Our legal system allows for argument and cross-examination. This is inherently wise because it allows for two sides of an argument to be explored. It is designed to expose hasty decisions and ill thought out arguments so that wisdom and prudence prevail in the end. We would be wise to "cross-examine" ourselves when we have a knee jerk reaction that drives us to argue something too quickly. If we did this - we would avoid embarassment when someone who is thinking more rationally dismantles our open and shut arguments - and reveal them to be way more "shut" than open. This is what Proverbs warns us when it tells us to be careful about hasty arguments. We are warned about being humiliated by our neighbor in the end when we do this.
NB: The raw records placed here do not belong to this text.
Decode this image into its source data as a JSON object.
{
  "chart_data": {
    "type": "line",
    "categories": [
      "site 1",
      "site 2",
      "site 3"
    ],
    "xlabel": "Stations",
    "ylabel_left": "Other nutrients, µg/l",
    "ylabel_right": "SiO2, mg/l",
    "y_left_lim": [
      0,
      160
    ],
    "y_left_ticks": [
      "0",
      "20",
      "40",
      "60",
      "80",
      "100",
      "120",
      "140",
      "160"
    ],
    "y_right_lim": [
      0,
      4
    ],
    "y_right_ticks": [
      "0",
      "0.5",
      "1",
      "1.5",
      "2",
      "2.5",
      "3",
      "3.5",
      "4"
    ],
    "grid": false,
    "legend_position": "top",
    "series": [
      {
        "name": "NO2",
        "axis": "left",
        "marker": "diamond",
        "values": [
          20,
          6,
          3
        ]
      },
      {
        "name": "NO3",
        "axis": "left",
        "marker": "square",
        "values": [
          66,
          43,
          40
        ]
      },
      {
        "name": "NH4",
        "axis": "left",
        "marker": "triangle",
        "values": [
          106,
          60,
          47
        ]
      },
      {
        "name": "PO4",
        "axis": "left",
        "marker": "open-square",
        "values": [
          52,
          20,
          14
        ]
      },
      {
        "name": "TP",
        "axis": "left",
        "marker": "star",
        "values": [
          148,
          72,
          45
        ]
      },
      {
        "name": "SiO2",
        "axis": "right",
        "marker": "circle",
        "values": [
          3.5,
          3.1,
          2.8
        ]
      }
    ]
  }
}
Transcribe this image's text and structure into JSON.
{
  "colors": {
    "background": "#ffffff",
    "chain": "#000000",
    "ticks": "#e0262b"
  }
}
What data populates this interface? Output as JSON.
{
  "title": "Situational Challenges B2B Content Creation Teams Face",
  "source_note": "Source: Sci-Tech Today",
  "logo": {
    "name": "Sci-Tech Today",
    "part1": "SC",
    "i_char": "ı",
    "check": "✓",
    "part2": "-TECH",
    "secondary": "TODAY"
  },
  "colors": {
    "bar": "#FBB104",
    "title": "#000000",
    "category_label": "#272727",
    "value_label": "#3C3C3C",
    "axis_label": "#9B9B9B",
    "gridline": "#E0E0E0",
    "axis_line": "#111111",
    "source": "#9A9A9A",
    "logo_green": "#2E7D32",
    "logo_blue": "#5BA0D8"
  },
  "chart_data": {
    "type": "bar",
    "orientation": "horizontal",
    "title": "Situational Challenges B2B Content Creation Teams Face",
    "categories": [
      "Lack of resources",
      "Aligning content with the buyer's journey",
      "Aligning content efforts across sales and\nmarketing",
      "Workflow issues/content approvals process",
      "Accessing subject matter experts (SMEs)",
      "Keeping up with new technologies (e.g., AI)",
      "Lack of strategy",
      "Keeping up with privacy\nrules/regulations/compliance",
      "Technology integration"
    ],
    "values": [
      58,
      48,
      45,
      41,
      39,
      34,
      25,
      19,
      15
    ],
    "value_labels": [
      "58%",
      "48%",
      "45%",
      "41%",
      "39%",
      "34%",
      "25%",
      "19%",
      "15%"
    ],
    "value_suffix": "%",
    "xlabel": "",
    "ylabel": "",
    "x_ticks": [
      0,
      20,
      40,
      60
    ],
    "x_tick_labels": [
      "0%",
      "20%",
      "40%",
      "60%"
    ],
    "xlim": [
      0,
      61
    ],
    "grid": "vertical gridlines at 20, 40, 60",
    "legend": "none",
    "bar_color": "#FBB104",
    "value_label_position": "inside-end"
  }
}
Here we find our Hebrew friend "acharith" again. This word speaks of the end - but does so from the standpoint of being able to think about what the end of our actions will be. Here we see that that the end of hastily argued points is humliation by our opponents. If we saw this before we started arguing in haste, we would have stopped ourselves long enough to properly think though what we were going to say. I am for anything that will stave off moments of high embarassment. That has meant seeing my natural tendency to jump to conclusions as more of a jump into a pit of poisoned spikes. To put it another way - it is very unwise to jump to conclusions. It is wiser to look before you leap upon someone with your supposedly lock-tight arguments. The wise man takes the time to consider first whether pre-prejudice has affected his thinking. The wise man takes the time to decide whether silence would be more effective than blurting out what he thinks. The wise man takes the time to consider the end of the matter - before starting it. This, dear saints, can rescue us from a plethora of painfully embarassing moments. Oh, and by the way, in court - it can mean the difference between a case that is won - and one that is humiliatingly lost.